Finnish companies withdraw from Russia as Ukrainian conflict continues to shake stock markets News
Russia has said it will temporarily prevent foreign investors from selling Russian assets.
Several Finnish companies have suspended their operations in Russia due to the occupation of Ukraine.
Nokia announced on Tuesday that it would stop deliveries to Russia. According to a Reuters report, the Finnish telecommunications company said the transfer was a way to comply with sanctions imposed on the country.
The energy company Helen, owned by the City of Helsinki, has also announced that it will stop sourcing coal from Russia “due to the geopolitical situation”.
The company is said to be preparing for the effects of sanctions on imports of gas, coal, oil and energy.
“Our energy supply is secured for the final winter and spring and summer. For the winter season 2022–2023, we will [be] by introducing new heat production methods, such as the Vuosaari bioheat plant and the seventh heat pump for Katri Valalle, “the company said in a press release.
According to STT’s report, the Finnish state railway company VR has decided to terminate communication with the Russian Railways (RZD), except for relevant information related to cross-border traffic.

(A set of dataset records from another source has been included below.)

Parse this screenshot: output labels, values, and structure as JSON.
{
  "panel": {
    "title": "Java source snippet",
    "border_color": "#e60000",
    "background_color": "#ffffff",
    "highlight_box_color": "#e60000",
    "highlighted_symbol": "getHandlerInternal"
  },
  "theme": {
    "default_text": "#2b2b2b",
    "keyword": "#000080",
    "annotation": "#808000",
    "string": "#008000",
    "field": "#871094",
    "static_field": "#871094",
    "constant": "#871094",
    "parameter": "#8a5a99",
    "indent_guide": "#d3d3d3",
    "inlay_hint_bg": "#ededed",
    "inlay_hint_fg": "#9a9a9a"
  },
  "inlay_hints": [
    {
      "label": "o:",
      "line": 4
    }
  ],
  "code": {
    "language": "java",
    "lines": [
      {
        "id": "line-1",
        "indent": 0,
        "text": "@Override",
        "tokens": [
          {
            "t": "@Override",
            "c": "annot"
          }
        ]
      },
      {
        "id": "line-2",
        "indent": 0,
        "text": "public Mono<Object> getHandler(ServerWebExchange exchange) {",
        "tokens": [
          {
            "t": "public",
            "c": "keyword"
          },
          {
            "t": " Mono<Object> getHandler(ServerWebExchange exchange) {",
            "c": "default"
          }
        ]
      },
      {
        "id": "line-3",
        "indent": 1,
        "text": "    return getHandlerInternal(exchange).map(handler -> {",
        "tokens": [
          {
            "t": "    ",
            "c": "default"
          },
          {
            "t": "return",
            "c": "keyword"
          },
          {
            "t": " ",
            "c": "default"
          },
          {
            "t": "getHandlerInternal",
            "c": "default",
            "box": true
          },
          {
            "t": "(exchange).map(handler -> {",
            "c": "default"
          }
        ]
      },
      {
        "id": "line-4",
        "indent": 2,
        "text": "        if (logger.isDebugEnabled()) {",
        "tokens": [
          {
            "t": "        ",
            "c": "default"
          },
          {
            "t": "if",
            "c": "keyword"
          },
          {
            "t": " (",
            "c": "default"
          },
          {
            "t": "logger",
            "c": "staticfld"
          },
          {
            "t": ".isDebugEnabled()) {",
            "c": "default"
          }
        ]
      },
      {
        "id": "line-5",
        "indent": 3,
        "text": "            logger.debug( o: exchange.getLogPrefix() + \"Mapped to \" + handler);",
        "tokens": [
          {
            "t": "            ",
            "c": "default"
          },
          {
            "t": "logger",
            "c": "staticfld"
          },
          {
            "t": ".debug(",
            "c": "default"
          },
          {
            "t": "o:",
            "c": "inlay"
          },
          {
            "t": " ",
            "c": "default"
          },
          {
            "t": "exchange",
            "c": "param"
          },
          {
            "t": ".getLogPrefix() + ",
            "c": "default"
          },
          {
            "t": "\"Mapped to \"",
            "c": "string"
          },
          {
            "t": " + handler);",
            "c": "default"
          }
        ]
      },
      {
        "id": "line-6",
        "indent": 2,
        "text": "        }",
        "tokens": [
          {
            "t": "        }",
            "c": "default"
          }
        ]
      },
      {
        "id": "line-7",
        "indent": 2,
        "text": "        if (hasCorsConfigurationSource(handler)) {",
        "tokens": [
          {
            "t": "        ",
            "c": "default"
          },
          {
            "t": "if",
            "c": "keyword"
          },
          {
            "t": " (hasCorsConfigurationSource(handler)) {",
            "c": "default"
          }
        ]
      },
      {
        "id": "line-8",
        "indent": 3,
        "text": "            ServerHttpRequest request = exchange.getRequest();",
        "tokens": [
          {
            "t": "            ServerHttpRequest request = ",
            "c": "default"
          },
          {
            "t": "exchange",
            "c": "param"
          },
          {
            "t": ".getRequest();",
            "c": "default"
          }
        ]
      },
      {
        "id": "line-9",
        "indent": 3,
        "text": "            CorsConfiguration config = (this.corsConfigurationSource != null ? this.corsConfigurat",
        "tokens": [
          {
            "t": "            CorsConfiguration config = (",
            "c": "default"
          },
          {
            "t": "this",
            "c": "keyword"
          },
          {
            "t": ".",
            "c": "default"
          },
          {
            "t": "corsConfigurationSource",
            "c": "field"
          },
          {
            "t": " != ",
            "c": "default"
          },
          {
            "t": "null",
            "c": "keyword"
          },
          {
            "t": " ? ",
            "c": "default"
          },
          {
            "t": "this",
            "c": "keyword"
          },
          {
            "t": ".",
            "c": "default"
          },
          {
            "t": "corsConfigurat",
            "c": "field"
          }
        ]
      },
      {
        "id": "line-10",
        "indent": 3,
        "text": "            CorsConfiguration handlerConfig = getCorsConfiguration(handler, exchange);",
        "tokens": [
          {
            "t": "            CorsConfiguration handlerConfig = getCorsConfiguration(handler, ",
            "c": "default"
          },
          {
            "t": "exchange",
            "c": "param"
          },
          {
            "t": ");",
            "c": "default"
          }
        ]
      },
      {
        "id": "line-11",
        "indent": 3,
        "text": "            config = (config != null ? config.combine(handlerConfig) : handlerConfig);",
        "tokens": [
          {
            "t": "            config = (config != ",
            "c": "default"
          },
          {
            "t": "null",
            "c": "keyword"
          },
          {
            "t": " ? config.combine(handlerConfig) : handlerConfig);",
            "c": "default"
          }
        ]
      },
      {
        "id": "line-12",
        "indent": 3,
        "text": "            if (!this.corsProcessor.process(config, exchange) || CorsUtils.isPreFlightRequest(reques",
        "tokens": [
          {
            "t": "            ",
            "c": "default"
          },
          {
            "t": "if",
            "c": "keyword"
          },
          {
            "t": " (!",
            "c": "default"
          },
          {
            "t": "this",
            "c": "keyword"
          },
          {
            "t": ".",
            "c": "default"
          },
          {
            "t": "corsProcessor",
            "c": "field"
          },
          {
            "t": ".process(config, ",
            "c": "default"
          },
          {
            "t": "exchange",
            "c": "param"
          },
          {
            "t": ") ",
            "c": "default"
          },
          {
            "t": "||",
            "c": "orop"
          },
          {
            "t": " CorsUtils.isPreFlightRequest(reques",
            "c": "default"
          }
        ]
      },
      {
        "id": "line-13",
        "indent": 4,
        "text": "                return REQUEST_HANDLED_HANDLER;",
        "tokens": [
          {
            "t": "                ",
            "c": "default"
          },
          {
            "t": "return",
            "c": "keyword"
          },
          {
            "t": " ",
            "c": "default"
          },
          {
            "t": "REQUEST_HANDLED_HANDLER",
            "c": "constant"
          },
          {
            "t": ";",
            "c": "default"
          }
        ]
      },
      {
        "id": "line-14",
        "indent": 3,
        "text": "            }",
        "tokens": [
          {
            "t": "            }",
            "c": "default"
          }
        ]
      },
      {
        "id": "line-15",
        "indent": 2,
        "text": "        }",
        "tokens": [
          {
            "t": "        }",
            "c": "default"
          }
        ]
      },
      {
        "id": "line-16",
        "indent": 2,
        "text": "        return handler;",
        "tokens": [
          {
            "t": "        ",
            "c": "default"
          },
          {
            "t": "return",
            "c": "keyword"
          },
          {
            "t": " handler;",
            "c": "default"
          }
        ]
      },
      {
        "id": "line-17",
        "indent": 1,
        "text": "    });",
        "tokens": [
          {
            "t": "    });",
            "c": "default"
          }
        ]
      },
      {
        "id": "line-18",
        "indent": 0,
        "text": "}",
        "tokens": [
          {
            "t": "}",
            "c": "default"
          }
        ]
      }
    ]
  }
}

At the request of the authorities, the railway company will continue to operate its Allegro train so that Finnish citizens can return home from Russia and secure for Russians leaving Russia.
VR will enable passengers with a Ukrainian passport to travel on trains in Finland free of charge during March. The Finnish bus company OnniBus has also announced that it will offer free asylum to Ukrainian asylum seekers in March.
Russia announced on Tuesday that it would temporarily ban foreign investors from selling Russian assets. This means that Western companies, which are currently rushing to give up investment, will not be able to sever ties with the country.
According to the Russian Prime Minister Mikhail MishustinThe government wants investors to be able to make informed decisions based on economic considerations, as current decisions are made under “political pressure.”
European financial markets will continue to decline as a result of the new sanctions, as the London, Frankfurt and Paris stock exchanges fell about three per cent on Tuesday afternoon.
The OMX HEX25 stock exchange index also showed a three per cent drop on the Helsinki Stock Exchange. The price of oil rose to more than $ 100 a barrel on Tuesday afternoon.